I've been looking for some concrete examples of group homology calculations and have been struggling to find any so I thought I'd work through one myself that should be simple: $H_n(\mathbb{Z}, \mathbb{Z})$, but need some help making the last step.
I made a free $\mathbb{Z}[\mathbb{Z}]$-resolution of $\mathbb{Z}$: $$ \cdots\rightarrow\mathbb{Z}[\mathbb{Z}]\rightarrow\mathbb{Z}[\mathbb{Z}]\rightarrow\mathbb{Z}[\mathbb{Z}]\xrightarrow{\partial_0}\mathbb{Z}\rightarrow0 $$ With: $$ \partial_0:\mathbb{Z}[\mathbb{Z}]\rightarrow\mathbb{Z} $$ $$(a_0,a_1,\dots) \mapsto a_0$$ and the other maps created to fit in with exactness and $\ker{\partial_0}$. I then tensor over $\mathbb{Z}[\mathbb{Z}]$ with $\mathbb{Z}$: $$ \cdots\rightarrow\mathbb{Z}[\mathbb{Z}]\otimes_{\mathbb{Z}[\mathbb{Z}]}\mathbb{Z}\rightarrow\mathbb{Z}[\mathbb{Z}]\otimes_{\mathbb{Z}[\mathbb{Z}]}\mathbb{Z}\rightarrow\mathbb{Z}[\mathbb{Z}]\otimes_{\mathbb{Z}[\mathbb{Z}]}\mathbb{Z}\rightarrow\mathbb{Z}\otimes_{\mathbb{Z}[\mathbb{Z}]}\mathbb{Z}$$ Which I know becomes: $$\cdots \rightarrow \mathbb{Z} \rightarrow \mathbb{Z} \rightarrow \mathbb{Z}\rightarrow\mathbb{Z}\otimes_{\mathbb{Z}[\mathbb{Z}]}\mathbb{Z}$$ And it is at this point I know I need the homology of this sequences and that is where I am getting stuck.

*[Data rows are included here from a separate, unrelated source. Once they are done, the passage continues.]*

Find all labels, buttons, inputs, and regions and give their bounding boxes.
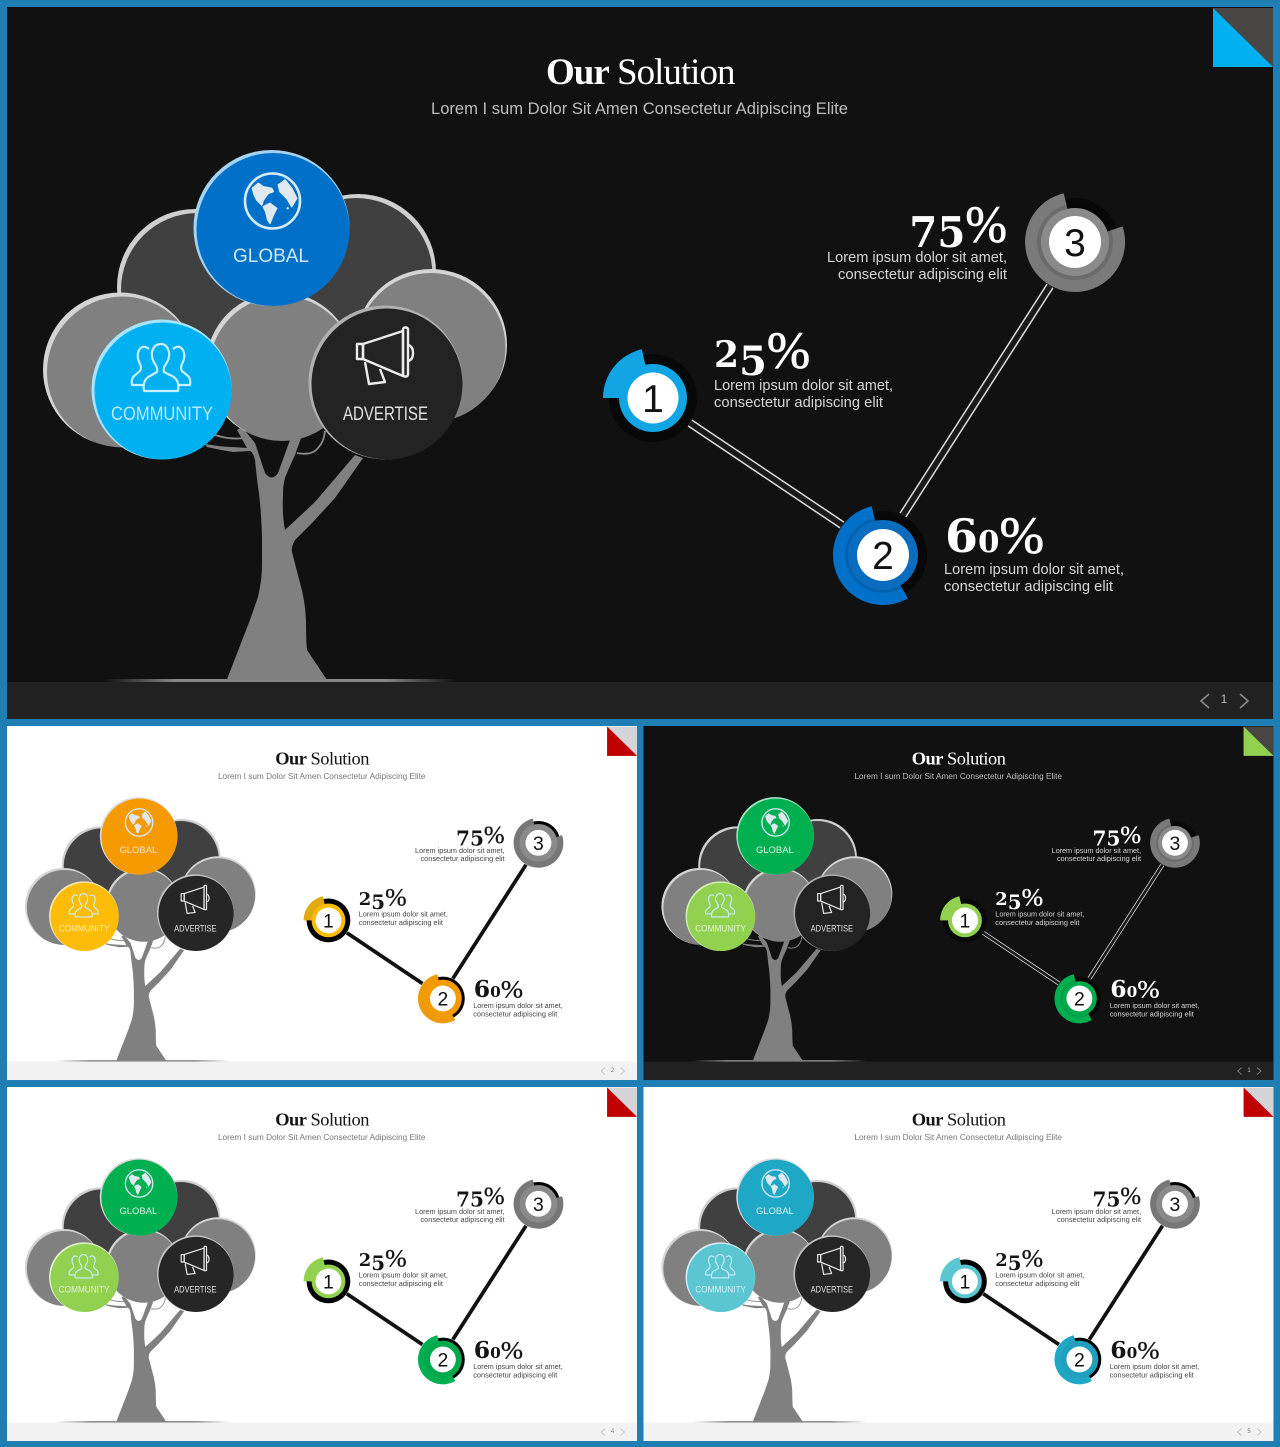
- subtitle: Lorem I sum Dolor Sit Amen Consectetur Adipiscing Elite: [854, 1132, 1062, 1142]
- stat: 25%: consectetur adipiscing elit: [995, 918, 1079, 927]
- connector: 2 to 3: [1089, 1226, 1162, 1340]
- stat: 60%: consectetur adipiscing elit: [473, 1370, 557, 1379]
- bubble: global: GLOBAL: [119, 845, 157, 856]
- stat: 60%: %: [999, 508, 1044, 565]
- bubble: community: COMMUNITY: [59, 1284, 110, 1295]
- stat: 25%: 2: [714, 334, 739, 376]
- bubble: global: GLOBAL: [233, 246, 309, 267]
- bubble: global: GLOBAL: [756, 1206, 794, 1217]
- stat: 75%: 75: [456, 826, 484, 850]
- stat: 25%: consectetur adipiscing elit: [359, 918, 443, 927]
- tree with grey canopy: [43, 194, 507, 682]
- node 2: [418, 1335, 465, 1384]
- slide 3: dark green variant: [644, 726, 1273, 1080]
- stat: 25%: [995, 1243, 1084, 1288]
- bubble: community: COMMUNITY: [695, 923, 747, 934]
- pagination: 1: [1247, 1068, 1251, 1074]
- bubble: advertise: [794, 1235, 870, 1312]
- node 1: [304, 1257, 350, 1303]
- stat: 60%: [944, 508, 1124, 595]
- stat: 75%: [827, 197, 1007, 283]
- stat: 25%: [714, 323, 893, 411]
- pagination: [601, 1068, 625, 1075]
- stat: 60%: Lorem ipsum dolor sit amet,: [473, 1001, 563, 1010]
- node 1: 1: [642, 378, 664, 421]
- stat: 60%: [473, 1336, 563, 1379]
- tree with grey canopy: [661, 819, 892, 1062]
- pagination: 1: [1221, 692, 1228, 706]
- node 2: [1054, 1335, 1101, 1384]
- stat: 60%: %: [501, 975, 523, 1003]
- node 3: 3: [533, 1194, 544, 1216]
- bubble: community: COMMUNITY: [695, 1284, 747, 1295]
- stat: 75%: [415, 820, 505, 863]
- node 3: [514, 1180, 563, 1229]
- connector: 1 to 2: [983, 1294, 1059, 1345]
- stat: 25%: 5: [1008, 890, 1022, 914]
- connector: 2 to 3: [1089, 865, 1162, 979]
- node 2: [1054, 974, 1101, 1023]
- stat: 75%: Lorem ipsum dolor sit amet,: [1052, 1207, 1141, 1216]
- stat: 60%: 60: [1110, 1337, 1137, 1364]
- slide background: [644, 726, 1273, 1080]
- connector: 1 to 2: [347, 933, 422, 984]
- stat: 25%: consectetur adipiscing elit: [359, 1279, 443, 1288]
- stat: 25%: 5: [371, 890, 385, 914]
- pagination: 4: [611, 1429, 615, 1435]
- stat: 25%: 5: [371, 1251, 385, 1275]
- stat: 25%: 5: [739, 338, 767, 385]
- subtitle: Lorem I sum Dolor Sit Amen Consectetur Adipiscing Elite: [854, 771, 1062, 781]
- bubble: community: [686, 1242, 755, 1312]
- node 2: 2: [438, 1349, 448, 1371]
- corner fold: [1244, 1087, 1273, 1117]
- stat: 75%: consectetur adipiscing elit: [421, 1215, 505, 1224]
- footer bar: [7, 1423, 637, 1441]
- node 1: 1: [323, 910, 334, 932]
- node 2: 2: [1074, 1349, 1085, 1371]
- stat: 60%: [1110, 975, 1199, 1018]
- stat: 75%: %: [965, 197, 1007, 254]
- bubble: global: [736, 1158, 814, 1236]
- node 3: 3: [1064, 222, 1086, 265]
- stat: 75%: Lorem ipsum dolor sit amet,: [1052, 846, 1141, 855]
- stat: 25%: Lorem ipsum dolor sit amet,: [995, 1270, 1084, 1279]
- pagination: [1201, 692, 1248, 708]
- stat: 60%: Lorem ipsum dolor sit amet,: [473, 1362, 563, 1371]
- stat: 60%: 60: [1110, 976, 1137, 1003]
- node 1: [940, 896, 987, 942]
- stat: 25%: 2: [359, 1250, 371, 1271]
- node 2: [418, 974, 465, 1023]
- tree with grey canopy: [25, 819, 256, 1062]
- stat: 75%: %: [484, 1181, 505, 1210]
- stat: 75%: consectetur adipiscing elit: [838, 267, 1007, 283]
- stat: 60%: Lorem ipsum dolor sit amet,: [944, 562, 1124, 578]
- slide 4: white green variant: [7, 1087, 637, 1441]
- stat: 60%: 60: [945, 510, 999, 564]
- stat: 75%: %: [1120, 820, 1141, 849]
- stat: 25%: %: [1022, 882, 1043, 911]
- bubble: advertise: ADVERTISE: [811, 923, 853, 934]
- connector: 1 to 2: [983, 933, 1059, 984]
- footer bar: [7, 682, 1273, 719]
- stat: 75%: [1052, 820, 1141, 863]
- stat: 25%: Lorem ipsum dolor sit amet,: [359, 1270, 448, 1279]
- slide 1: large dark blue variant: [7, 7, 1273, 719]
- stat: 25%: Lorem ipsum dolor sit amet,: [714, 378, 893, 394]
- node 1: [304, 896, 350, 942]
- slide 5: white teal variant: [644, 1087, 1273, 1441]
- stat: 75%: Lorem ipsum dolor sit amet,: [415, 1207, 505, 1216]
- subtitle: Lorem I sum Dolor Sit Amen Consectetur Adipiscing Elite: [218, 771, 426, 781]
- connector: 2 to 3: [903, 286, 1050, 515]
- title: Our Solution: [275, 1109, 369, 1129]
- stat: 75%: %: [1120, 1181, 1141, 1210]
- stat: 25%: %: [385, 1243, 407, 1272]
- stat: 75%: 75: [1092, 1187, 1120, 1211]
- node 1: 1: [960, 1271, 970, 1293]
- pagination: 5: [1247, 1429, 1251, 1435]
- node 3: [1025, 193, 1125, 292]
- stat: 25%: [995, 882, 1084, 927]
- stat: 25%: %: [385, 882, 407, 911]
- connector: 2 to 3: [453, 1226, 526, 1340]
- title: Our Solution: [912, 1109, 1006, 1129]
- bubble: advertise: [157, 1235, 234, 1312]
- node 2: 2: [1074, 988, 1085, 1010]
- pagination: 2: [611, 1068, 615, 1074]
- stat: 25%: 2: [359, 889, 371, 910]
- bubble: global: [100, 1158, 177, 1236]
- stat: 25%: 2: [995, 1250, 1008, 1271]
- connector: 2 to 3: [453, 865, 526, 979]
- bubble: advertise: [794, 874, 870, 951]
- pagination: [601, 1429, 625, 1436]
- stat: 60%: 60: [474, 1337, 501, 1364]
- title: Our Solution: [912, 748, 1006, 768]
- bubble: advertise: [308, 306, 462, 460]
- node 3: 3: [533, 833, 544, 855]
- bubble: global: GLOBAL: [756, 845, 794, 856]
- stat: 60%: Lorem ipsum dolor sit amet,: [1110, 1362, 1199, 1371]
- stat: 75%: [1052, 1181, 1141, 1224]
- bubble: advertise: ADVERTISE: [174, 923, 216, 934]
- stat: 75%: %: [484, 820, 505, 849]
- footer bar: [644, 1062, 1273, 1080]
- subtitle: Lorem I sum Dolor Sit Amen Consectetur Adipiscing Elite: [431, 99, 848, 118]
- stat: 25%: Lorem ipsum dolor sit amet,: [995, 909, 1084, 918]
- bubble: community: COMMUNITY: [59, 923, 110, 934]
- tree with grey canopy: [25, 1180, 256, 1423]
- bubble: advertise: ADVERTISE: [811, 1284, 853, 1295]
- pagination: [1238, 1429, 1261, 1436]
- stat: 75%: consectetur adipiscing elit: [1057, 854, 1141, 863]
- node 3: [1150, 819, 1200, 868]
- stat: 75%: [415, 1181, 505, 1224]
- corner fold: [607, 726, 637, 756]
- stat: 60%: 60: [474, 976, 501, 1003]
- tree with grey canopy: [661, 1180, 892, 1423]
- node 1: [940, 1257, 987, 1303]
- stat: 75%: 75: [456, 1187, 484, 1211]
- bubble: community: [686, 881, 755, 951]
- stat: 60%: %: [501, 1336, 523, 1364]
- stat: 60%: consectetur adipiscing elit: [1110, 1009, 1194, 1018]
- node 3: 3: [1170, 833, 1180, 855]
- stat: 75%: consectetur adipiscing elit: [421, 854, 505, 863]
- stat: 75%: 75: [1092, 826, 1120, 850]
- stat: 60%: consectetur adipiscing elit: [473, 1009, 557, 1018]
- bubble: advertise: [157, 874, 234, 951]
- stat: 75%: Lorem ipsum dolor sit amet,: [415, 846, 505, 855]
- stat: 75%: Lorem ipsum dolor sit amet,: [827, 250, 1007, 266]
- stat: 25%: consectetur adipiscing elit: [714, 395, 883, 411]
- stat: 60%: %: [1137, 1336, 1160, 1364]
- corner fold: [1213, 8, 1273, 67]
- title: Our Solution: [275, 748, 369, 768]
- node 1: [603, 349, 697, 442]
- corner fold: [1244, 726, 1273, 756]
- bubble: advertise: ADVERTISE: [343, 404, 428, 425]
- bubble: global: [736, 797, 814, 875]
- footer bar: [644, 1423, 1273, 1441]
- connector: 1 to 2: [347, 1294, 422, 1345]
- slide background: [7, 1087, 637, 1441]
- stat: 25%: %: [767, 323, 810, 380]
- stat: 60%: Lorem ipsum dolor sit amet,: [1110, 1001, 1199, 1010]
- bubble: community: [49, 881, 119, 951]
- node 2: [833, 506, 927, 605]
- slide background: [7, 7, 1273, 719]
- stat: 25%: Lorem ipsum dolor sit amet,: [359, 909, 448, 918]
- slide 2: white orange variant: [7, 726, 637, 1080]
- stat: 75%: consectetur adipiscing elit: [1057, 1215, 1141, 1224]
- bubble: community: COMMUNITY: [111, 404, 213, 425]
- bubble: community: [49, 1242, 119, 1312]
- stat: 25%: 2: [995, 889, 1008, 910]
- stat: 25%: [359, 1243, 448, 1288]
- bubble: advertise: ADVERTISE: [174, 1284, 216, 1295]
- pagination: [1238, 1068, 1261, 1075]
- corner fold: [607, 1087, 637, 1117]
- node 1: 1: [960, 910, 970, 932]
- bubble: global: [100, 797, 177, 875]
- stat: 25%: 5: [1008, 1251, 1022, 1275]
- title: Our Solution: [546, 52, 735, 93]
- node 2: 2: [872, 535, 894, 578]
- connector: 1 to 2: [690, 423, 842, 525]
- node 3: [514, 819, 563, 868]
- stat: 25%: [359, 882, 448, 927]
- stat: 60%: [1110, 1336, 1199, 1379]
- subtitle: Lorem I sum Dolor Sit Amen Consectetur Adipiscing Elite: [218, 1132, 426, 1142]
- node 3: [1150, 1180, 1200, 1229]
- stat: 25%: consectetur adipiscing elit: [995, 1279, 1079, 1288]
- node 1: 1: [323, 1271, 334, 1293]
- stat: 75%: 75: [909, 207, 965, 257]
- footer bar: [7, 1062, 637, 1080]
- stat: 60%: consectetur adipiscing elit: [944, 579, 1113, 595]
- slide background: [644, 1087, 1273, 1441]
- stat: 60%: %: [1137, 975, 1160, 1003]
- bubble: community: [92, 320, 232, 460]
- bubble: global: GLOBAL: [119, 1206, 157, 1217]
- node 3: 3: [1170, 1194, 1180, 1216]
- stat: 60%: [473, 975, 563, 1018]
- stat: 25%: %: [1022, 1243, 1043, 1272]
- bubble: global: [194, 150, 350, 306]
- stat: 60%: consectetur adipiscing elit: [1110, 1370, 1194, 1379]
- slide background: [7, 726, 637, 1080]
- node 2: 2: [438, 988, 448, 1010]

Can anyone point me in the right direction? and does anyone have any group homology calculation examples they know of online?
Here is a short free resolution of $\mathbb{Z}$ as a trivial $\mathbb{Z}[\mathbb{Z}]$-module: $$0 \to \mathbb{Z}[\mathbb{Z}] \xrightarrow{\partial} \mathbb{Z}[\mathbb{Z}] \xrightarrow{\epsilon} \mathbb{Z} \to 0.$$
The map $\epsilon: \mathbb{Z}[\mathbb{Z}] \to \mathbb{Z}$ is the usual augmentation, given by $[n] \mapsto 1$. The map $\partial: \mathbb{Z}[\mathbb{Z}] \to \mathbb{Z}[\mathbb{Z}]$ is the map $[n] \mapsto [n] - [n-1]$. You should verify that this complex is exact. Tensoring this resolution down with $\mathbb{Z}$, we get the complex $$0 \to \mathbb{Z} \xrightarrow{\bar{\partial}} \mathbb{Z} \to 0.$$ The map $\bar{\partial}$ is the zero map, so the homology of this chain complex is $\mathbb{Z}$ in degrees $0, 1$, and is trivial in other degrees. Hence $$H_n(\mathbb{Z}, \mathbb{Z}) \cong \begin{cases} \mathbb{Z}, & n = 0, 1 \\ 0, & \text{else}. \end{cases}$$ This agrees with the answer given in Michael's comment.